Pagó las cervezas y se fue. Salió al Paseo Marítimo y se diluyó entre los
paseantes mientras recordaba el cuerpo de Eric flotando en el mar.
La cartera estaba en el banco del vestuario, Eric comprobó que no le faltaba
nada y volvió hacia el bar subiendo las escaleras de dos en dos.
Quería estar con Pau, hablar de la masía, de aquella noche, recordarla,
afrontarla con humor, reírse juntos, pero en la mesa no estaba Pau.
Solo estaba el móvil junto a las cervezas. Salió a la terraza, se asomó a las
rocas. No había nadie. Volvió a la mesa, se sentó y observó que la última
llamada del teléfono había sido a Irene. El camarero le dijo que Pau se había ido.
Eric salió y lo llamó, un tono de llamada, dos, tres, cuatro, cinco y saltó el
contestador automático. «Hola soy Pau, puedes dejar un mensaje después de la
señal» y sonó un pitido demasiado agudo. Qué raro, algo habrá pasado.
Al día siguiente, Pau se levantó muy temprano y se dispuso como siempre y
de forma mecánica a ordenar y limpiar el piso. Llamaron abajo, se asomó a la
ventana y vio a Eric. Notó una fuerte sensación de ahogo.
Antes de tocar el timbre del portal, Eric había comprobado desde el Passeig
del Born que las persianas del comedor no estaban totalmente cerradas, incluso
le había parecido ver una silueta que se movía nerviosa. Tocó el timbre del
portal. Nadie contestaba. Una vecina abrió la puerta y Eric subió hasta el rellano,
un, dos tres hasta cinco timbrazos y nada. Acercó el oído a la puerta pero no oía
nada. —Pau, abre, sé que estás ahí—. Nada, silencio absoluto. Bajó las escaleras
y se sentó en un banco del paseo. Eran las once de la mañana y hacía un calor
asfixiante. Después de varios intentos frustrados, Eric se sentó en otro banco a la
sombra y decidió no moverse de ahí hasta que Pau saliera del apartamento.
Desde la habitación Pau podía ver a Eric a través de uno de los pequeños
orificios de la persiana que estaba echada. Sabía que no se movería de ahí hasta
que él saliera.
Eric intercalaba la observación de las ventanas y el portal con las llamadas al
móvil. Un tono de llamada, dos, tres, cuatro, cinco y saltaba el contestador
automático. «Hola soy Pau, puedes dejar un mensaje después de la señal».

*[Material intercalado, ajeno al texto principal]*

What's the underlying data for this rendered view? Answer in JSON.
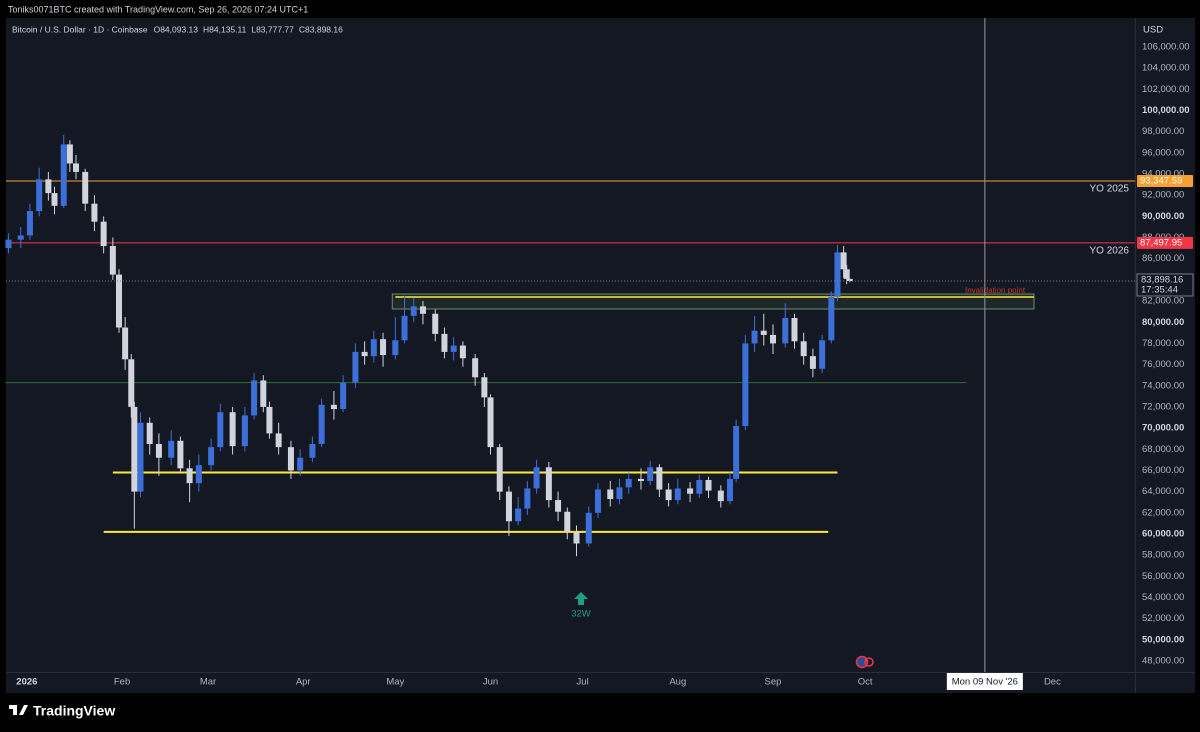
{
  "header": {
    "credit": "Toniks0071BTC created with TradingView.com, Sep 26, 2026 07:24 UTC+1",
    "symbol": "Bitcoin / U.S. Dollar · 1D · Coinbase",
    "ohlc_labels": [
      "O84,093.13",
      "H84,135.11",
      "L83,777.77",
      "C83,898.16"
    ]
  },
  "chart_data": {
    "type": "candlestick",
    "currency": "USD",
    "up_color": "#3d6fd9",
    "down_color": "#d1d4dc",
    "grid": false,
    "x": [
      -6,
      -2,
      1,
      4,
      7,
      9,
      12,
      14,
      16,
      19,
      22,
      25,
      28,
      30,
      32,
      34,
      35,
      37,
      40,
      43,
      47,
      50,
      53,
      56,
      60,
      63,
      67,
      71,
      74,
      77,
      79,
      82,
      86,
      89,
      93,
      96,
      100,
      103,
      107,
      110,
      113,
      116,
      120,
      123,
      126,
      129,
      133,
      136,
      139,
      142,
      146,
      149,
      151,
      154,
      157,
      160,
      163,
      166,
      170,
      173,
      176,
      179,
      183,
      186,
      190,
      193,
      196,
      200,
      203,
      206,
      209,
      212,
      216,
      219,
      222,
      226,
      229,
      231,
      234,
      237,
      240,
      243,
      247,
      250,
      253,
      256,
      259,
      262,
      264,
      266,
      267,
      268
    ],
    "open": [
      87000,
      87800,
      88200,
      90500,
      93500,
      92200,
      91000,
      96800,
      95000,
      94200,
      91200,
      89500,
      87200,
      84500,
      79500,
      76500,
      72000,
      64000,
      70500,
      68500,
      67200,
      68800,
      66200,
      64800,
      66500,
      68200,
      71500,
      68300,
      71200,
      74500,
      72000,
      69500,
      68200,
      66000,
      67200,
      68500,
      72200,
      71800,
      74300,
      77200,
      76800,
      78400,
      76900,
      78300,
      80600,
      81500,
      80800,
      78900,
      77200,
      77800,
      76600,
      74800,
      72900,
      68200,
      64000,
      61200,
      62400,
      64300,
      66300,
      63200,
      62100,
      60200,
      59100,
      62000,
      64200,
      63300,
      64400,
      65200,
      65000,
      66300,
      64200,
      63200,
      64300,
      63800,
      65100,
      64100,
      63100,
      65200,
      70200,
      78000,
      79200,
      78800,
      78000,
      80400,
      78200,
      76800,
      75600,
      78300,
      82400,
      86600,
      85000,
      84093.13
    ],
    "high": [
      88400,
      89000,
      91200,
      94600,
      94200,
      92800,
      97700,
      97200,
      95800,
      94500,
      92000,
      90000,
      88000,
      85000,
      80500,
      77000,
      72500,
      71500,
      71000,
      69500,
      69800,
      69200,
      67000,
      67500,
      69000,
      72300,
      72000,
      72000,
      75200,
      75000,
      72500,
      70500,
      68800,
      68000,
      69200,
      72800,
      73500,
      75000,
      78000,
      78200,
      79200,
      79000,
      80500,
      82500,
      82300,
      82000,
      81200,
      79500,
      78600,
      78200,
      77000,
      75200,
      73200,
      68500,
      64500,
      63500,
      65000,
      67000,
      66800,
      64000,
      62500,
      60800,
      62600,
      64800,
      65000,
      65200,
      65800,
      66200,
      66900,
      66600,
      64800,
      65200,
      64900,
      65600,
      65400,
      64600,
      65800,
      70800,
      78800,
      80600,
      80800,
      79800,
      81800,
      80800,
      79000,
      77500,
      78800,
      82900,
      87300,
      87200,
      85400,
      84135.11
    ],
    "low": [
      86500,
      87000,
      87800,
      90000,
      91500,
      90200,
      90800,
      94200,
      93500,
      90500,
      88600,
      86500,
      84000,
      79000,
      75500,
      71000,
      60500,
      63500,
      67500,
      65500,
      66500,
      65800,
      63000,
      64000,
      66000,
      67800,
      67500,
      67800,
      70800,
      71500,
      69000,
      67500,
      65200,
      65500,
      66800,
      68200,
      70800,
      71500,
      73800,
      76000,
      76200,
      75800,
      76500,
      78000,
      80000,
      79800,
      78200,
      76600,
      76400,
      75800,
      74000,
      72000,
      67500,
      63200,
      59800,
      60800,
      61800,
      63800,
      62500,
      61200,
      59500,
      57900,
      58800,
      61500,
      62600,
      62800,
      63800,
      64200,
      64600,
      63500,
      62600,
      62800,
      63000,
      63400,
      63400,
      62500,
      62800,
      64900,
      69800,
      77200,
      77800,
      77000,
      77600,
      77500,
      76000,
      74800,
      75200,
      78000,
      82000,
      84200,
      83600,
      83777.77
    ],
    "close": [
      87800,
      88200,
      90500,
      93500,
      92200,
      91000,
      96800,
      95000,
      94200,
      91200,
      89500,
      87200,
      84500,
      79500,
      76500,
      72000,
      64000,
      70500,
      68500,
      67200,
      68800,
      66200,
      64800,
      66500,
      68200,
      71500,
      68300,
      71200,
      74500,
      72000,
      69500,
      68200,
      66000,
      67200,
      68500,
      72200,
      71800,
      74300,
      77200,
      76800,
      78400,
      76900,
      78300,
      80600,
      81500,
      80800,
      78900,
      77200,
      77800,
      76600,
      74800,
      72900,
      68200,
      64000,
      61200,
      62400,
      64300,
      66300,
      63200,
      62100,
      60200,
      59100,
      62000,
      64200,
      63300,
      64400,
      65200,
      65000,
      66300,
      64200,
      63200,
      64300,
      63800,
      65100,
      64100,
      63100,
      65200,
      70200,
      78000,
      79200,
      78800,
      78000,
      80400,
      78200,
      76800,
      75600,
      78300,
      82400,
      86600,
      85000,
      84093.13,
      83898.16
    ],
    "xlim": [
      -6.8,
      360.9
    ],
    "ylim": [
      46960,
      108740
    ],
    "xticks": [
      {
        "value": 0,
        "label": "2026"
      },
      {
        "value": 31,
        "label": "Feb"
      },
      {
        "value": 59,
        "label": "Mar"
      },
      {
        "value": 90,
        "label": "Apr"
      },
      {
        "value": 120,
        "label": "May"
      },
      {
        "value": 151,
        "label": "Jun"
      },
      {
        "value": 181,
        "label": "Jul"
      },
      {
        "value": 212,
        "label": "Aug"
      },
      {
        "value": 243,
        "label": "Sep"
      },
      {
        "value": 273,
        "label": "Oct"
      },
      {
        "value": 334,
        "label": "Dec"
      }
    ],
    "yticks": [
      {
        "value": 48000,
        "label": "48,000.00"
      },
      {
        "value": 50000,
        "label": "50,000.00"
      },
      {
        "value": 52000,
        "label": "52,000.00"
      },
      {
        "value": 54000,
        "label": "54,000.00"
      },
      {
        "value": 56000,
        "label": "56,000.00"
      },
      {
        "value": 58000,
        "label": "58,000.00"
      },
      {
        "value": 60000,
        "label": "60,000.00"
      },
      {
        "value": 62000,
        "label": "62,000.00"
      },
      {
        "value": 64000,
        "label": "64,000.00"
      },
      {
        "value": 66000,
        "label": "66,000.00"
      },
      {
        "value": 68000,
        "label": "68,000.00"
      },
      {
        "value": 70000,
        "label": "70,000.00"
      },
      {
        "value": 72000,
        "label": "72,000.00"
      },
      {
        "value": 74000,
        "label": "74,000.00"
      },
      {
        "value": 76000,
        "label": "76,000.00"
      },
      {
        "value": 78000,
        "label": "78,000.00"
      },
      {
        "value": 80000,
        "label": "80,000.00"
      },
      {
        "value": 82000,
        "label": "82,000.00"
      },
      {
        "value": 84000,
        "label": "84,000.00"
      },
      {
        "value": 86000,
        "label": "86,000.00"
      },
      {
        "value": 88000,
        "label": "88,000.00"
      },
      {
        "value": 90000,
        "label": "90,000.00"
      },
      {
        "value": 92000,
        "label": "92,000.00"
      },
      {
        "value": 94000,
        "label": "94,000.00"
      },
      {
        "value": 96000,
        "label": "96,000.00"
      },
      {
        "value": 98000,
        "label": "98,000.00"
      },
      {
        "value": 100000,
        "label": "100,000.00"
      },
      {
        "value": 102000,
        "label": "102,000.00"
      },
      {
        "value": 104000,
        "label": "104,000.00"
      },
      {
        "value": 106000,
        "label": "106,000.00"
      }
    ],
    "levels": [
      {
        "name": "YO 2025",
        "value": 93347.59,
        "label": "93,347.59",
        "color": "#f5a030"
      },
      {
        "name": "YO 2026",
        "value": 87497.95,
        "label": "87,497.95",
        "color": "#f23645"
      }
    ],
    "last_price": {
      "value": 83898.16,
      "label": "83,898.16",
      "countdown": "17:35:44"
    },
    "lines": [
      {
        "y": 74300,
        "x": [
          -7,
          306
        ],
        "color": "#2e6b35",
        "width": 1
      },
      {
        "y": 65800,
        "x": [
          28,
          264
        ],
        "color": "#ffe83b",
        "width": 2
      },
      {
        "y": 60200,
        "x": [
          25,
          261
        ],
        "color": "#ffe83b",
        "width": 2
      },
      {
        "y": 82380,
        "x": [
          120,
          328
        ],
        "color": "#ffe83b",
        "width": 1.5
      }
    ],
    "boxes": [
      {
        "y": [
          81250,
          82665
        ],
        "x": [
          119,
          328
        ],
        "color": "#6b8f6b"
      }
    ],
    "crosshair": {
      "x": 312,
      "label": "Mon 09 Nov '26"
    },
    "annotations": {
      "invalidation": "Invalidation point",
      "marker": "32W"
    }
  },
  "footer": {
    "brand": "TradingView"
  }
}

Luego sonaba un pitido demasiado agudo.
Pasadas varias horas Eric bajó la guardia y empezó a mirar a las personas
que caminaban por el paseo. Dudaba de que Pau estuviera en el apartamento.
¿Dónde estaba? ¿Qué le dijo Irene? Tal vez algo grave, pero podría decirme
algo. ¿Le habrá pasado algo a Pau? ¿A su hija? Mientras pensaba, jugaba con su
móvil, buscando por enésima vez el contacto de Pau, comprobando que el
número no estuviera equivocado, y tocando la tecla de llamada con el dedo
tembloroso y mojado de sudor. Un tono de llamada, dos, tres, cuatro, cinco y
saltó el contestador automático. Eric colgó. Duración de la llamada, un segundo.
Duración de la llamada anterior, dos segundos y así una inmensa lista de
llamadas enviadas que apenas duraban segundos.
Casi al final de la lista había una llamada enviada el sábado a las 13:00 a
Irene. Decidió llamarla.
—¿Sí?
—¿Irene?
—Sí.
—Hola soy Eric. ¿Qué ha pasado? ¿Dónde está Pau?
—Hombre, Eric, el amiguito de Pau —dijo Irene—. Hace mucho que no lo
veo, pensaba que estaba contigo.
—¿No hablaste ayer con él por teléfono? ¿Ha pasado algo grave?
—No. Ya te he dicho que hace tiempo que no hablamos. ¿Por qué lo
preguntas?
—No por nada. De golpe parece que se lo ha tragado la tierra.
—Pues ya te digo que yo no sé nada. ¿Cuánto hace que no lo ves?
—Ayer por la mañana. Le dejé un momento solo en el bar del club náutico y
desapareció.
—¿Ayer por la mañana? Pero Eric… Bueno, si sé algo te lo digo.
—Está bien, está bien. Gracias.
Eric colgó y miró desesperado hacia la ventana cerrada de la habitación de
Pau. Permaneció en el banco hasta bien entrada la noche.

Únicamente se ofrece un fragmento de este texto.